月 光 洒 满 昆 仑 消逝的往事(一)2006.9.14

上一篇 / 下一篇  2009-02-26 18:13:00

消逝的往事(一)
 
 
             —— 昆 仑 山 汽 车 兵 记 实
 
陈湘安
 
      夜,清凉而静谧,皎洁的月光,唤醒了我的记忆,又使我回到了横空出世的冰雪昆仑,回到了昆仑汽车兵身旁。

 
     那是九月的一天晚上,我从西藏阿里高原来到新疆昆仑山上的第一个兵站——库地,只见满院碧树披上了一层银辉。一群年轻的汽车兵坐在车头前,一边赏月,一边交谈着。小伙子们个个面色黝黑,淳朴可爱。他们谈起自己在昆仑山行车,话语里总带着几分自豪。原来,他们是乌鲁木齐部队某部汽车团的。这个团由于常年在昆仑山上执行运输任务,因而闻名天山南北。我问他们:“今年已是第几次上山了?”“算上这趟,正好十次。”小伙子们几乎异口同声地说,听上去像是逛了十趟王府井一样轻松。
 
     没到过昆仑山的人是想像不到在这里行车的困难的。昆仑山西起帕米尔,东至青海,海拔六千多米,长达两千五百公里,山势险峻,空气稀薄,到处是冰川、雪峰、永冻层。每年十月下旬就大雪封山,到来年春三月才能通车。刚到九月,他们就十上昆仑,这可是个创纪录的数字。
 
    “昆仑山并不可怕,我在冰达坂上还呆过六昼夜呢。”说这话的是个长着娃娃脸的小个子。他叫叶丙刚,今年二十出头,四川重庆人,一九八一年高中毕业后当上了昆仑汽车兵。
 
     六月初,叶丙刚驾驶汽车载着价值上万元的精密机械下山,刚到达坂顶就陷入了积雪的泥潭。几辆过路的载重汽车停下来帮忙,两根瓶口粗的钢丝绳被拉断了,汽车尾部挂钩连支架一起被拔了出来,车体越陷越深,整个底盘全部死死嵌进泥潭。
 
      过路车一辆接一辆地开走了。按照惯例,收尾车要开到近千公里外的山下部队去报信。叶丙刚只好一个人留在山上看管车辆。天色渐渐地昏暗了,大雪铺天盖地,他急忙拉紧车门。刹时,狂风卷着暴雪怒吼起来,不一会儿,他的手脚冻麻木了,身上开始发抖。他把背包打开,铺在身下的坐垫上,又裹紧身上的大衣,但还是冷得无法入睡。夜深了,风平谷静,他猛地发现圆圆的月亮象晶莹的玉盘挂在空中,那月亮,在这死一般寂静的山谷,显得那么柔和,那么亲切。
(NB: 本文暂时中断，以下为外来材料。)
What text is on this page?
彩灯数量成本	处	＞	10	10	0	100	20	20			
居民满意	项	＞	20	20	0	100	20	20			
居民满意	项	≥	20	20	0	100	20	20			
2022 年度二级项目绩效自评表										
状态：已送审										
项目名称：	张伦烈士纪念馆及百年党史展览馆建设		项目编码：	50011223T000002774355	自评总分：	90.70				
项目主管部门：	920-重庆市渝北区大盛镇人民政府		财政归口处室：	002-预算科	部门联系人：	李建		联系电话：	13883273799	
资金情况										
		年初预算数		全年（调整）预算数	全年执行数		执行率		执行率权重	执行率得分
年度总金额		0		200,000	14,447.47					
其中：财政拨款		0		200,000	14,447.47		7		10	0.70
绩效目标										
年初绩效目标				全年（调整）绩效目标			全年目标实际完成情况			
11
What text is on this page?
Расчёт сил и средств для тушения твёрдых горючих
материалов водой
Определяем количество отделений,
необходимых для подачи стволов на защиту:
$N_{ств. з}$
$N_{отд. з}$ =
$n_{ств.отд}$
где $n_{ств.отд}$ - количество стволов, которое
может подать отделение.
在家乡,不是每到中秋,家家都坐在一起看着她吗?那里边凝聚着多少母亲的目光,多少亲人团聚的笑脸,多少兄弟姐妹的嘱托……
 
     他感到兴奋和鼓舞;我是个战士!怎么能在冰达坂上坐以待毙呢?不,我要坚持下去,等待战友到来!
 
     第二天早晨,太阳出来了。他跳下车,活动了一下手脚。没有吃的,肚子饿得难受,他捧起一把雪,象当年坚守上甘岭的志愿军战士那样,啃一口尝了尝,雪在嘴里融化了,味道新鲜又有些干涩,一位过路的老司机见他在车旁啃雪块,便拉他下山:“你要车还是要命!”他看了看车,摇摇头说:“车在这里,我不能走。”老司机只好留下自己仅有的两块干馕走了。第三天,车顶上积雪盈尺。入夜,狂风吹起积雪,填平了河沟,在崖壁与路面之间筑起三角形积雪带,渐渐堆上汽车。这里,四周找不到一棵植物,也找不到任何有生命的物体。大地沉睡了,群峰沉睡了。
 
     在这狂风呼叫的夜晚,来自山城重庆的战士又在冻饿中睡着了,只要风神多喘口气,大雪就会立即盖住他的汽车。
 
     第四天清晨,一位老军人路过这里,抹去他车窗上的冰雪,见里边有人,随即把车门拉开,急切地问道:“小伙子,怎么啦?”那声音似乎是天边飘过来的。
 
     小叶如同大梦初醒,见到了久别的亲人。他想笑,面部肌肉冻僵了;他想哭,但没掉下一滴泪。
 
     老军人在缺氧的喘息中问明情况,转身和几个干部一起,从车上抱来他们的全部备用粮,四十多个肉饼,十四瓶罐头,还灌了满满一壶开水,老军人拍拍小叶的肩膀:“小伙子,再坚持一下,我到前边通知兵站,马上帮你拖车!”
 
      叶丙刚没有想到,这位老军人是乌鲁木齐部队参谋长任书田。当救援人员奉命赶到这里时,接到收尾车报信的部队也派人赶到了,大伙立即帮助小叶排除淤泥、积雪和冻土,把车体全部拆卸出泥潭。在风雪昆仑度过六昼夜的叶丙刚,安全地回到连队。
 

 
     “你不知道,我们这些汽车兵苦惯了,谁没有在冰达坂上呆过几昼夜!”排长王贵生点燃一支烟说:去年五月,我们团近百辆车在海拔五千四百米的界山达坂上,被风雪整整围困了四天四夜;几个月前,老支达坂的路两边,冰墙足有六七米高,卡车过不去,又困住了三天四夜。当时,每人只带了一顿饭。在这种情况下,谁也没有叫一声苦。昆仑山紫外线比海平面强百分之五十,而含氧量却少百分之四十四,水的沸点只有八十多度,呆久了人的嘴唇会发紫、溃烂、头痛胸闷,脸上被晒得脱皮,流黄水,有饭也不想吃。在昆仑行车,一天得跑几百公里,要是赶不到兵站,或者是到没有兵站的地方执行任务,战士们就在冰天雪地里露宿。有一次,我们在一溜解放牌汽车底下住宿,可大伙还乐呵呵地给它起了个雅号,叫“汽车兵解放大厦。”“解放大厦”挡住了风雪,却不能阻止寒霜侵透雨布,潮气浸湿被褥。有个战士还从被窝里爬出来编着顺口溜说:“横空出世莽昆仑,行车何惧永冻层,‘解放大厦’是我家,人民战士为人民。”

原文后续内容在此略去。